Contact Us

By Zimri Attorneys
2021-10-05

There are many recent examples of individuals who have made disparaging remarks on a public platform and have had to pay the consequences. This shows an unmistakable need for greater understanding about the link between the right to express yourself and the responsibility to behave conscientiously and respect other people’s rights. Therefore, one must always keep in mind that this right is not unfettered as there is a corresponding responsibility attached thereto. The repercussions of disparaging remarks may result in a claim for defamation and the payment of hefty damages.


Defamation is simply defined as the act of damaging or infringing the good name and reputation of another. The four elements of defamation are: (a) the wrongful and (b) intentional (c) publication of (d) a defamatory statement concerning the Plaintiff.  It is not a prerequisite for the Plaintiff to establish every one of these elements in order to succeed. All the Plaintiff is required to prove at the outset is the publication of a defamatory statement which concerns him/her. Once the Plaintiff has accomplished this, it is presumed that the statement is both wrongful and intentional.

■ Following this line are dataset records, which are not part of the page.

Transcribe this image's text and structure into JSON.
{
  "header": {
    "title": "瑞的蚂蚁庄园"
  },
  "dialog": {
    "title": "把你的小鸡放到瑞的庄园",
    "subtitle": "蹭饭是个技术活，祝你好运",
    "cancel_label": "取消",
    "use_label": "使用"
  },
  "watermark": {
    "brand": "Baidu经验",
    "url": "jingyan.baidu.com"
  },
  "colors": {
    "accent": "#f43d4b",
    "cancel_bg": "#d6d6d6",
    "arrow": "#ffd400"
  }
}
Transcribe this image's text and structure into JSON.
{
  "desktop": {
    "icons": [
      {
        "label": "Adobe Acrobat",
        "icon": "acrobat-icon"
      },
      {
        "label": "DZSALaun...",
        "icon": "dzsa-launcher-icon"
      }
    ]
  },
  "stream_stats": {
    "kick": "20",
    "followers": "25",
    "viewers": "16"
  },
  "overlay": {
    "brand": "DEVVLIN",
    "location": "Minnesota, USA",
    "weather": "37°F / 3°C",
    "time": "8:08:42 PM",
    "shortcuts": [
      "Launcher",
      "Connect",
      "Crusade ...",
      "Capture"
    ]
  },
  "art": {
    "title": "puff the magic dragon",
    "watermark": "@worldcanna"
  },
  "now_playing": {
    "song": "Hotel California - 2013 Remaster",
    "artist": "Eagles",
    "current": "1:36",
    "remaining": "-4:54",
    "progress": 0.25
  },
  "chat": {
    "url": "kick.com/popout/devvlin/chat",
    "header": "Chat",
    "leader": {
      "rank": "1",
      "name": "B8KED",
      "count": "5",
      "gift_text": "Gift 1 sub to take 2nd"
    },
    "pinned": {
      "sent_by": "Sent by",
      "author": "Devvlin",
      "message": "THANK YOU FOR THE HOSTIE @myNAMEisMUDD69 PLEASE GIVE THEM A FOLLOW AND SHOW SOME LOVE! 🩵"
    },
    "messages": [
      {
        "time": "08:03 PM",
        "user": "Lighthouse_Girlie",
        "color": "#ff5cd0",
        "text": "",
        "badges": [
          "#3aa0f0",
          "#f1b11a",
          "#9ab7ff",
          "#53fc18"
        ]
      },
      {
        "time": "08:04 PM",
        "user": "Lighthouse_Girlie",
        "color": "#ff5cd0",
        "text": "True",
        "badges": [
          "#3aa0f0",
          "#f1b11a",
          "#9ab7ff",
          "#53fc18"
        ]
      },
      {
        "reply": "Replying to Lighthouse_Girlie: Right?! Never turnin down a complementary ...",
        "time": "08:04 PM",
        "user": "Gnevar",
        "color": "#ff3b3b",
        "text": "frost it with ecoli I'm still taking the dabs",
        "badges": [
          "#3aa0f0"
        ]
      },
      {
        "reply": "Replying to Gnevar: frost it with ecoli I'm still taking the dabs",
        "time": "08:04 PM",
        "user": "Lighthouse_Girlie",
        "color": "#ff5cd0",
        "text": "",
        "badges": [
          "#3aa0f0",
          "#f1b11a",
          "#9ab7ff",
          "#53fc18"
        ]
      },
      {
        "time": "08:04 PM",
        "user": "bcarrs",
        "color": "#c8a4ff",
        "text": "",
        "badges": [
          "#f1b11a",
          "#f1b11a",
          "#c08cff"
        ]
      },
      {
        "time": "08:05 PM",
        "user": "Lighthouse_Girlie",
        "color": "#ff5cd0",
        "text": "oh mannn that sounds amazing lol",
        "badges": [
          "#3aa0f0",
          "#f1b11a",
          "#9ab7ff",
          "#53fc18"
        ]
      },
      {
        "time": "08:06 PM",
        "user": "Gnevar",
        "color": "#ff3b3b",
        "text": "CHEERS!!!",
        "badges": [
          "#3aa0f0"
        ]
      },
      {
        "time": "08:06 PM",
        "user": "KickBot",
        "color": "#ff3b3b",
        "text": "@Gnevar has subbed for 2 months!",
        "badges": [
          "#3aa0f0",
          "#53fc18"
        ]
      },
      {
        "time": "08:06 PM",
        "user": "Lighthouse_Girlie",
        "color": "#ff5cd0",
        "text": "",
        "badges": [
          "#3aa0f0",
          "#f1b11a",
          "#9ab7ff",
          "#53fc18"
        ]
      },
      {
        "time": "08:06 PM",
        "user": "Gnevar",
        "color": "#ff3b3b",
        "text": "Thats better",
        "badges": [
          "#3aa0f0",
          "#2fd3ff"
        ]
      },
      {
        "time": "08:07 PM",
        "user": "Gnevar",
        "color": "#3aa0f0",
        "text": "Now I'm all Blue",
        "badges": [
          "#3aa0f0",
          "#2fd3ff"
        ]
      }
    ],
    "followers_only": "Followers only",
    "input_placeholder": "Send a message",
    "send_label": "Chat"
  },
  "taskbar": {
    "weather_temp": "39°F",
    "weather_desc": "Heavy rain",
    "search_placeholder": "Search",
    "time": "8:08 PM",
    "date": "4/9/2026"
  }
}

Once defamation has been established, the onus is on the Defendant to raise a defence in order to avoid liability. There are three possible defences available against defamation: firstly, that the statement is true and in public interest; secondly, that the statement is seen as fair comment and thirdly, that the statement is made on a privileged occasion (a certain relationship exists between the parties concerned).


In the adjudication thereof, the Court is required to balance the constitutional rights of dignity and privacy on one hand, and that of freedom of expression on the other. The established principle in South Africa which states that any person who repeats, confirms or draws attention to a defamatory statement will be held responsible for its publication, can result in far reaching consequences with social media and other forms of mass communication which are now ubiquitous. The Defendant can be ordered by the Court to pay hefty damages to the Plaintiff.


The damages would be calculated on the basis of the harm done to the Plaintiff’s reputation. It is not required of the Plaintiff to prove any actual loss in order for the Court to assess the damages claimed. The assessment depends largely on the views of the respective Judge who is guided by the doctrine of judicial precedent; and other factors such as the nature and extent of the publication, the presence of malice, the presence or absence of an adequate apology and/or the social status of the Plaintiff whose reputation was allegedly damaged.


Previously, the only remedy available to the Plaintiff was damages under common law. The Plaintiff was therefore unable to sue for an apology even in circumstances where it would have been the most effective method of restoring dignity. In the of case of Le Roux v Dey (CCT 45/10) [2011] ZACC 4, the Respondent was defamed by means of an image associating him with an indecent and sexually suggestive situation. The Respondent in this case had submitted to the Constitutional Court (CC) that the case was not about money for him, but rather about the restoration of his dignity. In its judgment, the CC submitted that our law should be developed in such a manner that the re-establishment of relationships destroyed by infringements of dignity should preferably occur before matters reached a Court. The CC thus ordered an apology in addition to damages amounting to R25 000.  


In the case of Economic Freedom Fighters and others v Manuel (Media Monitoring Africa Trust as amicus curiae) [2021] 1 All SA 623 (SCA), one of the issues considered by the Supreme Court of Appeal (SCA) was whether an apology and retraction as ordered by the Court would be appropriate in the circumstances. In reaching its findings, the SCA referred to Le Roux v Dey and held that the case does not suggest that publication of a retraction and/or an apology may be ordered on its own and not in conjunction with an award of damages. It found that the question of whether an order for an apology should be made is inextricably bound up with the question of damages.


Although our courts have stated that other remedies should be available in the context of defamation, i.e., an apology and/or retraction on its own, damages still seem to largely flow to the successful claimant/Plaintiff.  Ultimately it is always best to err on the side of caution as even though such litigation may prove lengthy and costly, our courts have been shown to consistently award damages to Plaintiffs.